Oligotrophic–Mesotrophic Divergence Shapes Plastisphere Bacterial Assemblages in Drinking-Water Source Reservoirs

Microplastics in freshwater environments provide persistent substrates for microbial colonization, forming the plastisphere. However, how trophic conditions shape plastisphere bacterial communities in drinking-water source reservoirs remains poorly understood. In this study, nine major drinking-water source reservoirs in Longyan City, Fujian Province, China, were investigated. Water quality measurements, trophic state assessment, and 16S rRNA gene amplicon sequencing were combined to characterize plastisphere bacterial communities across oligotrophic and mesotrophic reservoirs. The comprehensive trophic level index classified four reservoirs as mesotrophic and five as oligotrophic. Bacterial alpha diversity indices showed no significant trophic-dependent pattern, whereas PERMANOVA revealed significant compositional divergence between trophic groups (p < 0.01). Electrical conductivity, pH, and dissolved oxygen were the strongest correlates of community variation. Mesotrophic reservoirs were enriched in Bacillota and Bacteroidota, with biomarkers mainly affiliated with Comamonadaceae, while oligotrophic reservoirs harbored more diverse biomarkers dominated by Pseudomonadota and Cyanobacteriota.

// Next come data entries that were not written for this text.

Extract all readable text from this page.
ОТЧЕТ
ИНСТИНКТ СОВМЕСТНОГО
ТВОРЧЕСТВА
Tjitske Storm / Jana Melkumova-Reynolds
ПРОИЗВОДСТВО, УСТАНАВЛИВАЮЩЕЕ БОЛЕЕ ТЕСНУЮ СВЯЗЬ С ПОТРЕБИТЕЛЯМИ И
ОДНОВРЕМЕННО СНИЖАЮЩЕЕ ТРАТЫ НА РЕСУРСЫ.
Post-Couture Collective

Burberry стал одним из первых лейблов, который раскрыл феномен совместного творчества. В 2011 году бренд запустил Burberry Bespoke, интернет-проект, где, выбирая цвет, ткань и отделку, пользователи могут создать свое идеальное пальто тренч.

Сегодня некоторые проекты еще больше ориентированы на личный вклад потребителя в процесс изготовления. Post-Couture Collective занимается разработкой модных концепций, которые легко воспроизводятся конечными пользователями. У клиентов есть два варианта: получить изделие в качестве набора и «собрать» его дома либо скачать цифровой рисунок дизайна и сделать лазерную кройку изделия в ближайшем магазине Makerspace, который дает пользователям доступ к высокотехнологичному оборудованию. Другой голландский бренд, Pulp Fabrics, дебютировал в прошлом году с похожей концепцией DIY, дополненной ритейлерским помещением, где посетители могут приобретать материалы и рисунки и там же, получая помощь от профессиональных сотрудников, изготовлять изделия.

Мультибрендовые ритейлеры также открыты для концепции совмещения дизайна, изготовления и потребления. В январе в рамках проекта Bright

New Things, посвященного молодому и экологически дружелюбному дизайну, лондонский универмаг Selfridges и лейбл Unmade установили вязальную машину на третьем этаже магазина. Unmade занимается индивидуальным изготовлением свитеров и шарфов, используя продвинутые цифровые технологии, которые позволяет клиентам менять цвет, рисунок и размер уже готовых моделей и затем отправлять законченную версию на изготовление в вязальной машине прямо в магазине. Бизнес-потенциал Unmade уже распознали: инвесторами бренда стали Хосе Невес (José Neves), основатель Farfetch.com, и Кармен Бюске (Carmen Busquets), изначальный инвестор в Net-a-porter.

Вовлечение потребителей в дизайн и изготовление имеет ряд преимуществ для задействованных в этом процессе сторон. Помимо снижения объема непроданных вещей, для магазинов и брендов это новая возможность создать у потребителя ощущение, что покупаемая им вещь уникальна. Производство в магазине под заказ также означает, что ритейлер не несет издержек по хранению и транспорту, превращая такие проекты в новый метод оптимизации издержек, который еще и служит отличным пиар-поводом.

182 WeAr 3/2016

Functional prediction indicated that only aliphatic non-methane hydrocarbon degradation differed significantly between trophic groups, whereas nitrogen-cycling functions showed no significant divergence. These findings demonstrate that trophic status acts as a significant environmental filter shaping plastisphere community structure in drinking-water source reservoirs, even within a narrow oligotrophic-to-mesotrophic gradient, providing new insights for ecological risk assessment of microplastics in source-water ecosystems.